L’organisation civile progresse rapidement. Le service des postes, dès le début, les trottoirs de bois (1917), le téléphone (1920), l’aqueduc (1928), l’électrification (1945), le service incendie (1947) et le réseau d’égout (1953) témoignent du dynamisme de la communauté.

La vie sociale et culturelle n’est pas négligée. La salle paroissiale est érigée en 1923. Le cinéma muet, les troupes de théâtre, tant locale que métropolitaines, les combats de boxe et les soirées d’amateur font le bonheur des Riverains.

En 1920, des résidents demandent au gouvernement que le village et les rangs (paroisse) deviennent deux municipalités distinctes en raison de leurs besoins respectifs. Le 11 novembre 1920, la requête est acceptée. Cinquante-cinq années plus tard, les rangs s’étant largement dépeuplés, le mouvement s’inverse et les deux entités fusionnent le 30 avril 1975.

Le patronyme de Saint-Joseph a été choisi en hommage à Joseph Nadeau, le premier habitant.

Arthur Aubut, agent de station (1915 – 1935) et Emma Chassé

Arthur Aubut, agent de station de 1915 à 1935 et Emma Chassé

Arthur Aubut, chef de gare de 1915 à 1935, Emma Chassé et leurs enfants

Arthur est né à Sainte-Anne-de-la-Pocatière le 1er novembre 1875.  Emma est née à Saint-David-de-Madawaska le 20 septembre 1880.  Ils s’épousèrent le 22 juin 1903 à Edmundston.  Arthur Aubut était à l’emploi de C.N.R. comme chef de gare.  Il a travaillé à différents endroits avant de venir s’installer à Tarte situé à un mille du village de Rivière-Bleue, en 1915, alors qu’avait commencé la construction du chemin de fer Transcontinental. L’activité commerciale était très intense à cette époque avec le moulin de la Cie « Blue River Lumber »; le chemin de fer étant la principale voie d’accès pour le transport des marchandises.  Six mois après leur arrivée à Tarte, la gare fut déménagée à Rivière-Bleue et la famille suivit naturellement.  À ce moment, les six enfants qui formaient la famille Aubut étaient déjà nés : Rinaud, Géraldine, Gérard, Louis-Philippe, Joseph et Paul.  Ce dernier a vu le jour pendant leur séjour à Tarte.  En même temps, la famille perdait un de ses membres : Gérard, décédé à l’âge de huit ans.

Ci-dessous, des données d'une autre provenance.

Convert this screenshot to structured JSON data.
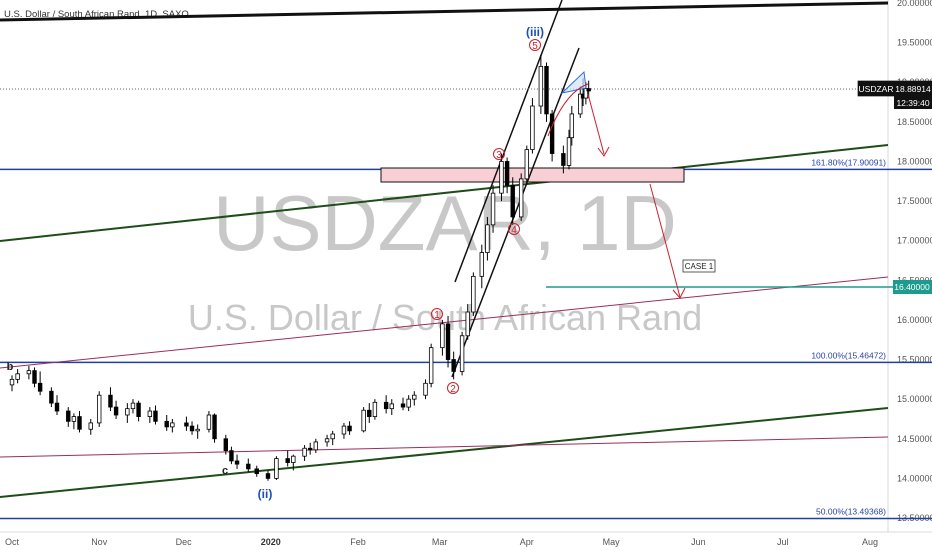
{
  "header": {
    "title": "U.S. Dollar / South African Rand, 1D, SAXO"
  },
  "watermark": {
    "symbol": "USDZAR, 1D",
    "name": "U.S. Dollar / South African Rand"
  },
  "price_tag": {
    "symbol": "USDZAR",
    "price": "18.88914",
    "countdown": "12:39:40"
  },
  "case_label": "CASE 1",
  "target_tag": "16.40000",
  "fib_levels": [
    {
      "label": "161.80%(17.90091)",
      "value": 17.90091
    },
    {
      "label": "100.00%(15.46472)",
      "value": 15.46472
    },
    {
      "label": "50.00%(13.49368)",
      "value": 13.49368
    }
  ],
  "wave_labels": {
    "w1": "1",
    "w2": "2",
    "w3": "3",
    "w4": "4",
    "w5": "5",
    "iii": "(iii)",
    "ii": "(ii)",
    "b": "b",
    "c": "c"
  },
  "colors": {
    "bull": "#ffffff",
    "bear": "#000000",
    "fib": "#1f3fa3",
    "target": "#1c9c8f",
    "zone_fill": "#f8cfd4",
    "wave": "#cc1f2d",
    "channel_green": "#1f4d1a",
    "channel_purple": "#9b2d5c"
  },
  "chart_data": {
    "type": "candlestick",
    "title": "U.S. Dollar / South African Rand, 1D, SAXO",
    "ylim": [
      13.4,
      20.0
    ],
    "yticks": [
      "20.00000",
      "19.50000",
      "19.00000",
      "18.50000",
      "18.00000",
      "17.50000",
      "17.00000",
      "16.50000",
      "16.00000",
      "15.50000",
      "15.00000",
      "14.50000",
      "14.00000",
      "13.50000"
    ],
    "xticks": [
      "Oct",
      "Nov",
      "Dec",
      "2020",
      "Feb",
      "Mar",
      "Apr",
      "May",
      "Jun",
      "Jul",
      "Aug"
    ],
    "current_price": 18.88914,
    "target": 16.4,
    "candles": [
      {
        "d": "2019-10-01",
        "o": 15.18,
        "h": 15.3,
        "l": 15.1,
        "c": 15.25
      },
      {
        "d": "2019-10-03",
        "o": 15.25,
        "h": 15.38,
        "l": 15.2,
        "c": 15.32
      },
      {
        "d": "2019-10-07",
        "o": 15.32,
        "h": 15.42,
        "l": 15.25,
        "c": 15.36
      },
      {
        "d": "2019-10-09",
        "o": 15.36,
        "h": 15.4,
        "l": 15.15,
        "c": 15.2
      },
      {
        "d": "2019-10-11",
        "o": 15.2,
        "h": 15.35,
        "l": 15.05,
        "c": 15.1
      },
      {
        "d": "2019-10-15",
        "o": 15.1,
        "h": 15.15,
        "l": 14.9,
        "c": 14.95
      },
      {
        "d": "2019-10-17",
        "o": 14.95,
        "h": 15.05,
        "l": 14.8,
        "c": 14.85
      },
      {
        "d": "2019-10-21",
        "o": 14.85,
        "h": 14.9,
        "l": 14.65,
        "c": 14.72
      },
      {
        "d": "2019-10-23",
        "o": 14.72,
        "h": 14.82,
        "l": 14.62,
        "c": 14.78
      },
      {
        "d": "2019-10-25",
        "o": 14.78,
        "h": 14.85,
        "l": 14.58,
        "c": 14.62
      },
      {
        "d": "2019-10-29",
        "o": 14.62,
        "h": 14.75,
        "l": 14.55,
        "c": 14.7
      },
      {
        "d": "2019-11-01",
        "o": 14.7,
        "h": 15.1,
        "l": 14.65,
        "c": 15.05
      },
      {
        "d": "2019-11-05",
        "o": 15.05,
        "h": 15.15,
        "l": 14.85,
        "c": 14.9
      },
      {
        "d": "2019-11-07",
        "o": 14.9,
        "h": 14.98,
        "l": 14.75,
        "c": 14.8
      },
      {
        "d": "2019-11-11",
        "o": 14.8,
        "h": 14.95,
        "l": 14.7,
        "c": 14.88
      },
      {
        "d": "2019-11-13",
        "o": 14.88,
        "h": 15.0,
        "l": 14.82,
        "c": 14.95
      },
      {
        "d": "2019-11-15",
        "o": 14.95,
        "h": 14.98,
        "l": 14.72,
        "c": 14.78
      },
      {
        "d": "2019-11-19",
        "o": 14.78,
        "h": 14.9,
        "l": 14.7,
        "c": 14.85
      },
      {
        "d": "2019-11-21",
        "o": 14.85,
        "h": 14.92,
        "l": 14.68,
        "c": 14.72
      },
      {
        "d": "2019-11-25",
        "o": 14.72,
        "h": 14.8,
        "l": 14.6,
        "c": 14.65
      },
      {
        "d": "2019-11-27",
        "o": 14.65,
        "h": 14.75,
        "l": 14.58,
        "c": 14.7
      },
      {
        "d": "2019-12-02",
        "o": 14.7,
        "h": 14.78,
        "l": 14.6,
        "c": 14.66
      },
      {
        "d": "2019-12-04",
        "o": 14.66,
        "h": 14.72,
        "l": 14.55,
        "c": 14.6
      },
      {
        "d": "2019-12-06",
        "o": 14.6,
        "h": 14.68,
        "l": 14.5,
        "c": 14.62
      },
      {
        "d": "2019-12-10",
        "o": 14.62,
        "h": 14.85,
        "l": 14.58,
        "c": 14.8
      },
      {
        "d": "2019-12-12",
        "o": 14.8,
        "h": 14.82,
        "l": 14.45,
        "c": 14.5
      },
      {
        "d": "2019-12-16",
        "o": 14.5,
        "h": 14.55,
        "l": 14.3,
        "c": 14.35
      },
      {
        "d": "2019-12-18",
        "o": 14.35,
        "h": 14.4,
        "l": 14.18,
        "c": 14.22
      },
      {
        "d": "2019-12-20",
        "o": 14.22,
        "h": 14.3,
        "l": 14.12,
        "c": 14.18
      },
      {
        "d": "2019-12-24",
        "o": 14.18,
        "h": 14.25,
        "l": 14.08,
        "c": 14.12
      },
      {
        "d": "2019-12-27",
        "o": 14.12,
        "h": 14.16,
        "l": 14.02,
        "c": 14.06
      },
      {
        "d": "2019-12-31",
        "o": 14.06,
        "h": 14.1,
        "l": 13.97,
        "c": 14.0
      },
      {
        "d": "2020-01-03",
        "o": 14.0,
        "h": 14.28,
        "l": 13.98,
        "c": 14.25
      },
      {
        "d": "2020-01-07",
        "o": 14.25,
        "h": 14.35,
        "l": 14.15,
        "c": 14.2
      },
      {
        "d": "2020-01-09",
        "o": 14.2,
        "h": 14.3,
        "l": 14.1,
        "c": 14.28
      },
      {
        "d": "2020-01-13",
        "o": 14.28,
        "h": 14.42,
        "l": 14.22,
        "c": 14.38
      },
      {
        "d": "2020-01-15",
        "o": 14.38,
        "h": 14.45,
        "l": 14.3,
        "c": 14.36
      },
      {
        "d": "2020-01-17",
        "o": 14.36,
        "h": 14.5,
        "l": 14.32,
        "c": 14.46
      },
      {
        "d": "2020-01-21",
        "o": 14.46,
        "h": 14.55,
        "l": 14.4,
        "c": 14.5
      },
      {
        "d": "2020-01-23",
        "o": 14.5,
        "h": 14.6,
        "l": 14.42,
        "c": 14.56
      },
      {
        "d": "2020-01-27",
        "o": 14.56,
        "h": 14.7,
        "l": 14.5,
        "c": 14.66
      },
      {
        "d": "2020-01-29",
        "o": 14.66,
        "h": 14.72,
        "l": 14.55,
        "c": 14.6
      },
      {
        "d": "2020-02-03",
        "o": 14.6,
        "h": 14.9,
        "l": 14.58,
        "c": 14.86
      },
      {
        "d": "2020-02-05",
        "o": 14.86,
        "h": 14.95,
        "l": 14.7,
        "c": 14.78
      },
      {
        "d": "2020-02-07",
        "o": 14.78,
        "h": 15.0,
        "l": 14.74,
        "c": 14.96
      },
      {
        "d": "2020-02-11",
        "o": 14.96,
        "h": 15.05,
        "l": 14.82,
        "c": 14.88
      },
      {
        "d": "2020-02-13",
        "o": 14.88,
        "h": 15.0,
        "l": 14.8,
        "c": 14.94
      },
      {
        "d": "2020-02-17",
        "o": 14.94,
        "h": 15.02,
        "l": 14.86,
        "c": 14.9
      },
      {
        "d": "2020-02-19",
        "o": 14.9,
        "h": 15.05,
        "l": 14.85,
        "c": 15.0
      },
      {
        "d": "2020-02-21",
        "o": 15.0,
        "h": 15.1,
        "l": 14.92,
        "c": 15.05
      },
      {
        "d": "2020-02-25",
        "o": 15.05,
        "h": 15.25,
        "l": 15.0,
        "c": 15.2
      },
      {
        "d": "2020-02-27",
        "o": 15.2,
        "h": 15.7,
        "l": 15.15,
        "c": 15.65
      },
      {
        "d": "2020-03-02",
        "o": 15.65,
        "h": 16.0,
        "l": 15.55,
        "c": 15.95
      },
      {
        "d": "2020-03-04",
        "o": 15.95,
        "h": 16.05,
        "l": 15.4,
        "c": 15.5
      },
      {
        "d": "2020-03-06",
        "o": 15.5,
        "h": 15.6,
        "l": 15.25,
        "c": 15.35
      },
      {
        "d": "2020-03-09",
        "o": 15.35,
        "h": 15.85,
        "l": 15.3,
        "c": 15.8
      },
      {
        "d": "2020-03-11",
        "o": 15.8,
        "h": 16.2,
        "l": 15.75,
        "c": 16.1
      },
      {
        "d": "2020-03-13",
        "o": 16.1,
        "h": 16.6,
        "l": 16.05,
        "c": 16.55
      },
      {
        "d": "2020-03-16",
        "o": 16.55,
        "h": 16.95,
        "l": 16.4,
        "c": 16.85
      },
      {
        "d": "2020-03-18",
        "o": 16.85,
        "h": 17.3,
        "l": 16.75,
        "c": 17.2
      },
      {
        "d": "2020-03-20",
        "o": 17.2,
        "h": 17.7,
        "l": 17.1,
        "c": 17.6
      },
      {
        "d": "2020-03-23",
        "o": 17.6,
        "h": 18.1,
        "l": 17.5,
        "c": 18.0
      },
      {
        "d": "2020-03-25",
        "o": 18.0,
        "h": 18.05,
        "l": 17.6,
        "c": 17.7
      },
      {
        "d": "2020-03-27",
        "o": 17.7,
        "h": 17.8,
        "l": 17.2,
        "c": 17.3
      },
      {
        "d": "2020-03-30",
        "o": 17.3,
        "h": 17.85,
        "l": 17.25,
        "c": 17.78
      },
      {
        "d": "2020-04-01",
        "o": 17.78,
        "h": 18.2,
        "l": 17.72,
        "c": 18.15
      },
      {
        "d": "2020-04-03",
        "o": 18.15,
        "h": 18.8,
        "l": 18.1,
        "c": 18.7
      },
      {
        "d": "2020-04-06",
        "o": 18.7,
        "h": 19.35,
        "l": 18.6,
        "c": 19.2
      },
      {
        "d": "2020-04-08",
        "o": 19.2,
        "h": 19.25,
        "l": 18.5,
        "c": 18.6
      },
      {
        "d": "2020-04-10",
        "o": 18.6,
        "h": 18.65,
        "l": 18.0,
        "c": 18.1
      },
      {
        "d": "2020-04-14",
        "o": 18.1,
        "h": 18.2,
        "l": 17.85,
        "c": 17.95
      },
      {
        "d": "2020-04-16",
        "o": 17.95,
        "h": 18.4,
        "l": 17.9,
        "c": 18.3
      },
      {
        "d": "2020-04-17",
        "o": 18.3,
        "h": 18.7,
        "l": 18.2,
        "c": 18.6
      },
      {
        "d": "2020-04-20",
        "o": 18.6,
        "h": 18.95,
        "l": 18.55,
        "c": 18.85
      },
      {
        "d": "2020-04-21",
        "o": 18.85,
        "h": 19.05,
        "l": 18.7,
        "c": 18.8
      },
      {
        "d": "2020-04-22",
        "o": 18.8,
        "h": 19.0,
        "l": 18.72,
        "c": 18.92
      },
      {
        "d": "2020-04-23",
        "o": 18.92,
        "h": 19.02,
        "l": 18.8,
        "c": 18.89
      }
    ]
  }
}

Arthur Aubut a occupé le poste de chef de gare à Rivière-Bleue pendant vingt ans, soit jusqu’en 1935.  À son départ, tous les enfants l’ont suivi, sauf Géraldine qui a habité Rivière-Bleue jusqu’en 1984.

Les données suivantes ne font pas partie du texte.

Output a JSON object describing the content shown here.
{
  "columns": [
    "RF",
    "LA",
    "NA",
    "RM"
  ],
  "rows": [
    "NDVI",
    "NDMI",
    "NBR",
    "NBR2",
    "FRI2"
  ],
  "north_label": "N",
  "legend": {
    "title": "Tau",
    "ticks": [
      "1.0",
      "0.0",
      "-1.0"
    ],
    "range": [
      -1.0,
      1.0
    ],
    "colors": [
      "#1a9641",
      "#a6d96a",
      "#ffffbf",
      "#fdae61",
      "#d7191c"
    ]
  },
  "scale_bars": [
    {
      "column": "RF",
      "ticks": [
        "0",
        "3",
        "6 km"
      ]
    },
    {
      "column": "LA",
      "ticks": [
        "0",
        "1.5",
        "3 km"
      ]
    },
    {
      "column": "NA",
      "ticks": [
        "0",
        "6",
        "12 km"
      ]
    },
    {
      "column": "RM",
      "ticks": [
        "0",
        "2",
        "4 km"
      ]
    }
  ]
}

Pour la famille Aubut, Rivière-Bleue a toujours été un lieu de rassemblement pour les vacances et les occasions spéciales comme les mémorables parties de chasse et de pêche avec les « gais lurons » de l’endroit.  Arthur et Emma sont venus passer la fin de leur vie à Rivière-Bleue.  Ils reposent dans le cimetière de l’endroit, lui, depuis le 31 mai 1957, elle, depuis le 15 avril 1973.